A driver in kuwait yearns for an assistant to comeback in India
A car operator from Karunthattangudi in Tanjore region operating in Kuwait has queried help from the Government of India to accommodate him to get back home as he needs time to recover after having experienced angioplasty. In yet another warning of the difficulties experienced by Indians working in the middle east, Shankar states he has been ordered to work despite having experienced the medical method lately. “I was advised by the doctors to take rest after my angioplasty but my employers here want me to continue to work. I have been hospitalized for the second time in a week after I fell ill again,” he said TOI over the telephone.
Shankar traveled to Kuwait in December 2017 through a recommendation from a driver from Tiruvarur, who also operated in Kuwait then. Dropping behind his wife S Vembu, a homemaker, a girl and son who are now studying B Com and class XII, he began operating on a 24-month agreement for a Kuwaiti national at Firdous. “I worked for recompense of 80 Kuwait dinars a month,” Shankar stated.
Despite hurting from chest discomfort for approaching to a year, Shankar maintains he proceeded to work as a driver while also carrying out household duties in his employer’s apartment. “I used to take drugs and continued to work. But beginning this month the discomfort got unbearable and I was hospitalized on August 5. I experienced angioplasty to get two sections removed on August 8. The doctor told me to take a break for two months,” he continued.
Speaking over the phone from the hospital, he stated that he was released a couple of days ago and he proceeded back to the owner’s apartment where he was compelled to work as common. He maintained that the owner even frightened to beat him with a stick when he stated an incapacity to work. “I commenced working and underwent breathing difficulty and chest distress, due to which I am back in the hospital,” he replied.

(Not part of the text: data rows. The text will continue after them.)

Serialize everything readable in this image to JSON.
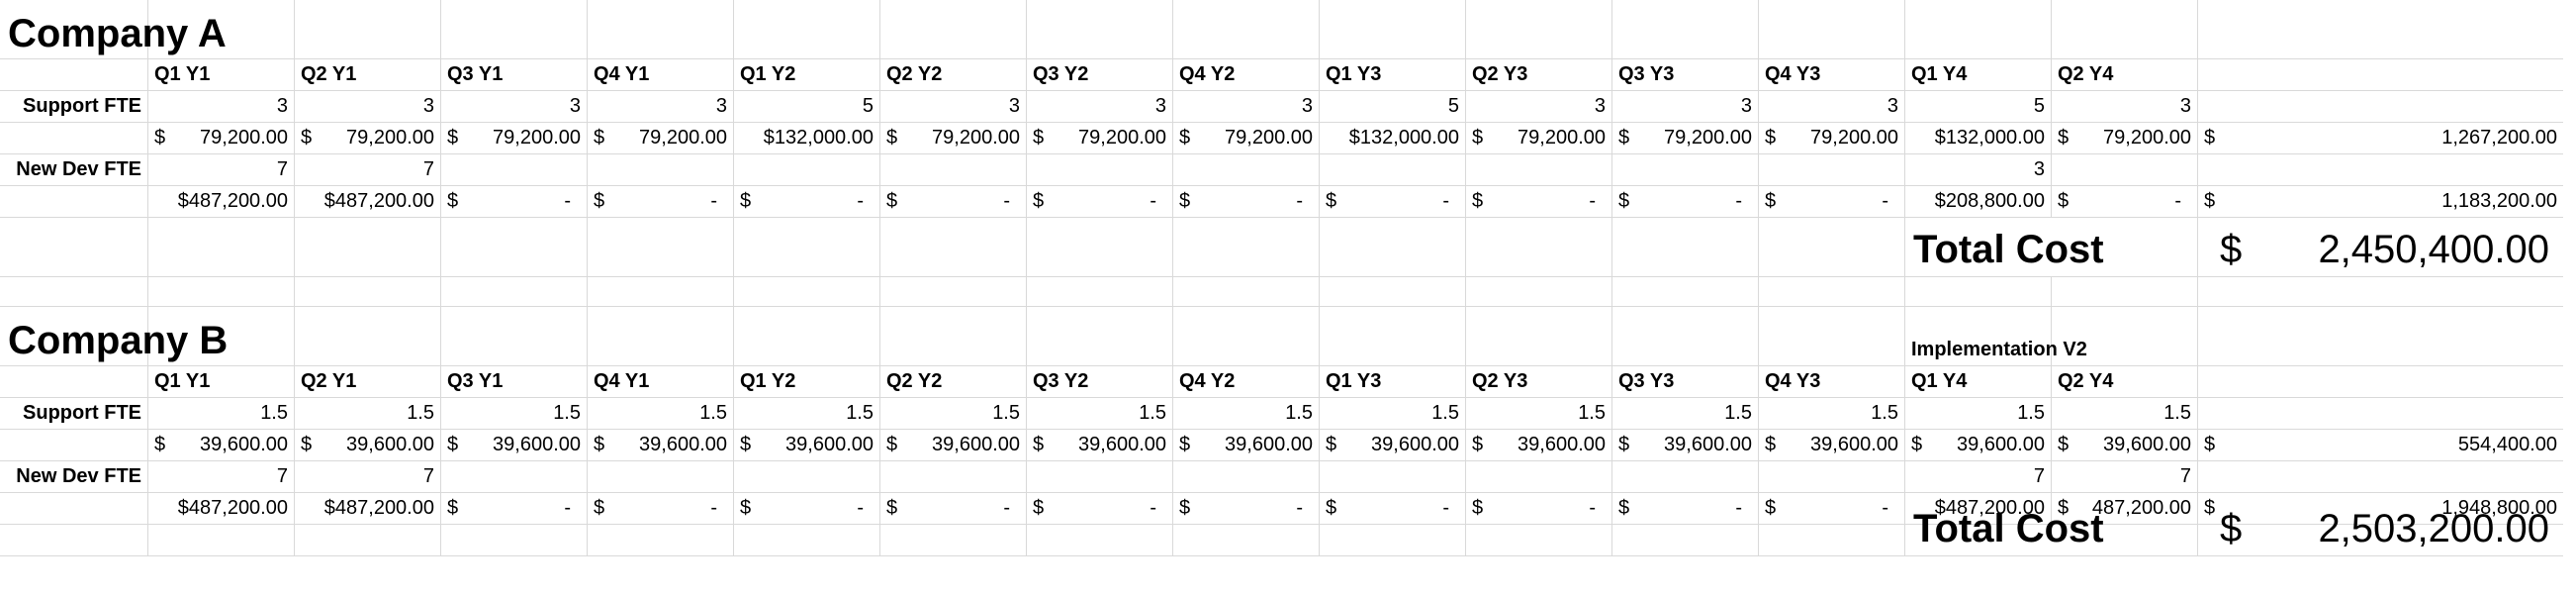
{
  "sections": [
    {
      "title": "Company A",
      "quarters": [
        "Q1 Y1",
        "Q2 Y1",
        "Q3 Y1",
        "Q4 Y1",
        "Q1 Y2",
        "Q2 Y2",
        "Q3 Y2",
        "Q4 Y2",
        "Q1 Y3",
        "Q2 Y3",
        "Q3 Y3",
        "Q4 Y3",
        "Q1 Y4",
        "Q2 Y4"
      ],
      "support_label": "Support FTE",
      "support_fte": [
        "3",
        "3",
        "3",
        "3",
        "5",
        "3",
        "3",
        "3",
        "5",
        "3",
        "3",
        "3",
        "5",
        "3"
      ],
      "support_cost": [
        [
          "$",
          "79,200.00"
        ],
        [
          "$",
          "79,200.00"
        ],
        [
          "$",
          "79,200.00"
        ],
        [
          "$",
          "79,200.00"
        ],
        [
          "",
          "$132,000.00"
        ],
        [
          "$",
          "79,200.00"
        ],
        [
          "$",
          "79,200.00"
        ],
        [
          "$",
          "79,200.00"
        ],
        [
          "",
          "$132,000.00"
        ],
        [
          "$",
          "79,200.00"
        ],
        [
          "$",
          "79,200.00"
        ],
        [
          "$",
          "79,200.00"
        ],
        [
          "",
          "$132,000.00"
        ],
        [
          "$",
          "79,200.00"
        ]
      ],
      "support_total": [
        "$",
        "1,267,200.00"
      ],
      "newdev_label": "New Dev FTE",
      "newdev_fte": [
        "7",
        "7",
        "",
        "",
        "",
        "",
        "",
        "",
        "",
        "",
        "",
        "",
        "3",
        ""
      ],
      "newdev_cost": [
        [
          "",
          "$487,200.00"
        ],
        [
          "",
          "$487,200.00"
        ],
        [
          "$",
          "-"
        ],
        [
          "$",
          "-"
        ],
        [
          "$",
          "-"
        ],
        [
          "$",
          "-"
        ],
        [
          "$",
          "-"
        ],
        [
          "$",
          "-"
        ],
        [
          "$",
          "-"
        ],
        [
          "$",
          "-"
        ],
        [
          "$",
          "-"
        ],
        [
          "$",
          "-"
        ],
        [
          "",
          "$208,800.00"
        ],
        [
          "$",
          "-"
        ]
      ],
      "newdev_total": [
        "$",
        "1,183,200.00"
      ],
      "total_label": "Total Cost",
      "total_value": [
        "$",
        "2,450,400.00"
      ],
      "note": ""
    },
    {
      "title": "Company B",
      "quarters": [
        "Q1 Y1",
        "Q2 Y1",
        "Q3 Y1",
        "Q4 Y1",
        "Q1 Y2",
        "Q2 Y2",
        "Q3 Y2",
        "Q4 Y2",
        "Q1 Y3",
        "Q2 Y3",
        "Q3 Y3",
        "Q4 Y3",
        "Q1 Y4",
        "Q2 Y4"
      ],
      "support_label": "Support FTE",
      "support_fte": [
        "1.5",
        "1.5",
        "1.5",
        "1.5",
        "1.5",
        "1.5",
        "1.5",
        "1.5",
        "1.5",
        "1.5",
        "1.5",
        "1.5",
        "1.5",
        "1.5"
      ],
      "support_cost": [
        [
          "$",
          "39,600.00"
        ],
        [
          "$",
          "39,600.00"
        ],
        [
          "$",
          "39,600.00"
        ],
        [
          "$",
          "39,600.00"
        ],
        [
          "$",
          "39,600.00"
        ],
        [
          "$",
          "39,600.00"
        ],
        [
          "$",
          "39,600.00"
        ],
        [
          "$",
          "39,600.00"
        ],
        [
          "$",
          "39,600.00"
        ],
        [
          "$",
          "39,600.00"
        ],
        [
          "$",
          "39,600.00"
        ],
        [
          "$",
          "39,600.00"
        ],
        [
          "$",
          "39,600.00"
        ],
        [
          "$",
          "39,600.00"
        ]
      ],
      "support_total": [
        "$",
        "554,400.00"
      ],
      "newdev_label": "New Dev FTE",
      "newdev_fte": [
        "7",
        "7",
        "",
        "",
        "",
        "",
        "",
        "",
        "",
        "",
        "",
        "",
        "7",
        "7"
      ],
      "newdev_cost": [
        [
          "",
          "$487,200.00"
        ],
        [
          "",
          "$487,200.00"
        ],
        [
          "$",
          "-"
        ],
        [
          "$",
          "-"
        ],
        [
          "$",
          "-"
        ],
        [
          "$",
          "-"
        ],
        [
          "$",
          "-"
        ],
        [
          "$",
          "-"
        ],
        [
          "$",
          "-"
        ],
        [
          "$",
          "-"
        ],
        [
          "$",
          "-"
        ],
        [
          "$",
          "-"
        ],
        [
          "",
          "$487,200.00"
        ],
        [
          "$",
          "487,200.00"
        ]
      ],
      "newdev_total": [
        "$",
        "1,948,800.00"
      ],
      "total_label": "Total Cost",
      "total_value": [
        "$",
        "2,503,200.00"
      ],
      "note": "Implementation V2"
    }
  ]
}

Maraikayar who has attended many such abandoned Indian workers return home told that they could not lend a helping hand to the Indian Embassy in Kuwait due to a range of state festivals. “We would be able to reach the executives only on Sunday. But he is
not like other operators as he requires medical support and care of his family,” he answered and continued that usually, Indians operating in Kuwait used to provide short accommodation to such persons.
“We would land in difficulty if his health degenerated or something untoward occurred. We hope that the social media posts
with his photo and video from the hospital communicates the external affairs ministry and embassy executives in Kuwait,” he maintained and added that Shankar should be assisted in yielding home from the hospital without proceeding back to his employer.